Louis Zamperini, an American WWII airman and Berlin Olympic athlete, is simultaneously one of the most, and least, fortunate men in human history. Somehow surviving the lethal indifference of nature as a castaway, and then the repugnant excesses of human sadism as a captive, Zamperini found a superhuman ability to endure even while his torture and disease wracked body continued to deteriorate under unimaginable hardship. This is the story of an extraordinary man finding himself circumstances which tragically were all too ordinary for thousands of prisoners of Japan, and does not make for easy reading.

Zamperini (left) finishes his record-breaking final lap at the Berlin Olympics.
Growing up in California, Zamperini discovered a gift for running which not only pulled him back from a life of delinquency (which taught him how to make a quick getaway) but eventually saw him represent his country at the 1936 Berlin Olympic Games, meeting Adolf Hitler after finishing the final lap of his 5000m event in an unprecedented 56 seconds.  Many believed Zamperini had the ability to become the first sub-four minute mile runner in history until, like so many others, his aspirations were sidetracked by the outbreak of war.

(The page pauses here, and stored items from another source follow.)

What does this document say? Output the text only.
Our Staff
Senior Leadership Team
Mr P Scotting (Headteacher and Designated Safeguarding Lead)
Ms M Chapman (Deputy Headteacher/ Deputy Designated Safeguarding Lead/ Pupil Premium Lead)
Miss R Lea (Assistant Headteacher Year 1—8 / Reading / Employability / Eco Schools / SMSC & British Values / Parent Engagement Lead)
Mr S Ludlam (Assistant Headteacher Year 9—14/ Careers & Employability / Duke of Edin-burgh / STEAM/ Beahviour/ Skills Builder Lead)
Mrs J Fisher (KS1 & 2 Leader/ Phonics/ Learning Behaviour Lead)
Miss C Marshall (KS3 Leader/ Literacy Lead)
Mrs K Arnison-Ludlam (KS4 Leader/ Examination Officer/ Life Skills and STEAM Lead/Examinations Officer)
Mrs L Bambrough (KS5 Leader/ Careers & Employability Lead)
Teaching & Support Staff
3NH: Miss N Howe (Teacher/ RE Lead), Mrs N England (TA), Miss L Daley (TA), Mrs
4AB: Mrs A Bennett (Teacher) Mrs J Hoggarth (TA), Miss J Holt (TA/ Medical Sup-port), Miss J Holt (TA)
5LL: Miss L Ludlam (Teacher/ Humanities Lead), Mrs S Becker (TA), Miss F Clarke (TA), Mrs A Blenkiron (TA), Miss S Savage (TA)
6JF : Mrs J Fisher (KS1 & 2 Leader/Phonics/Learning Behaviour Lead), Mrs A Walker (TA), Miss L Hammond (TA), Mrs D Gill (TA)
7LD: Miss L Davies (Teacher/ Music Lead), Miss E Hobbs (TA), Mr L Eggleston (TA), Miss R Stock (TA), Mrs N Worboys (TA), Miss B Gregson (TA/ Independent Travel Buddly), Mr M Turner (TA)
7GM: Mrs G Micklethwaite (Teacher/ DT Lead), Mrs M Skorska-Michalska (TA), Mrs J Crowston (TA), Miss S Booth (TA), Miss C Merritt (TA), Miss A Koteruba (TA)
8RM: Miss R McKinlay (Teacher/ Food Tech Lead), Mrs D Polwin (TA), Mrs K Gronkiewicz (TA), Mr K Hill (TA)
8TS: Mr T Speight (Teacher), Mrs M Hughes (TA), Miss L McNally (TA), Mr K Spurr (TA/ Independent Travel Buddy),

 Zamperini served as a bombardier based at Oahu, Hawaii and saw plenty of action until a tragic series of miscalculations onboard an unreliable B24 bomber resulted in a fatal crash into the Pacific.  Despite being entangled in wreckage, he became one of only three men to survive, living on rain water and anything they were able to catch, while the sun and sharks constantly assailed them, a Japanese Zero strafed their raft and they drifted ever deeper into enemy territory.
Covering two thousand miles in a hellish 47 days, this account of the survivor’s ingenuity and determination would make an astonishing book on its own.  Unfortunately for Zamperini, this unparalleled feat of endurance was to be a mere prelude to what awaited him after his immediate Japanese capture.

Zamperini inspects one of the 594 holes left in his plane after a bombing raid.
 To attempt to summarise his experiences here would reduce them to a mere list of brutalities, leaving no room for the moments of quiet and ingenious defiance, unexpected humanity on both sides and strength of spirit beyond all imagination. It can’t be trivialised or barely even described – Hillenbrand’s sensitive but unflinching account deserves and demands to be read in full – but be prepared for a harrowing time.
Zamperini was to suffer 27 months of abuse and deprivation before the two most deadly mushrooms in history finally brought the war to an end.

‘Hospital-hopping’ his way back to America, his former athletes body gradually recovers, but like so many returned servicemen Zamperini finds that the most lasting damage is psychological. His brief happiness and recent ‘story-book’ marriage begin to disintegrate as he realises that his ordeal is far from over - the final, hardest part of his struggle must be against himself.

Like all great stories, Unbroken is a triumph against unimaginable odds and you may even find yourself re-evaluating your own life and assumptions, after having briefly walked in Louis Zamperini’s shoes through this thoroughly engrossing, and ultimately uplifting book.
 
Not so bad in the end?  Zamperini's story is currently being filmed by Angelina Jolie,
for release at the end of this year.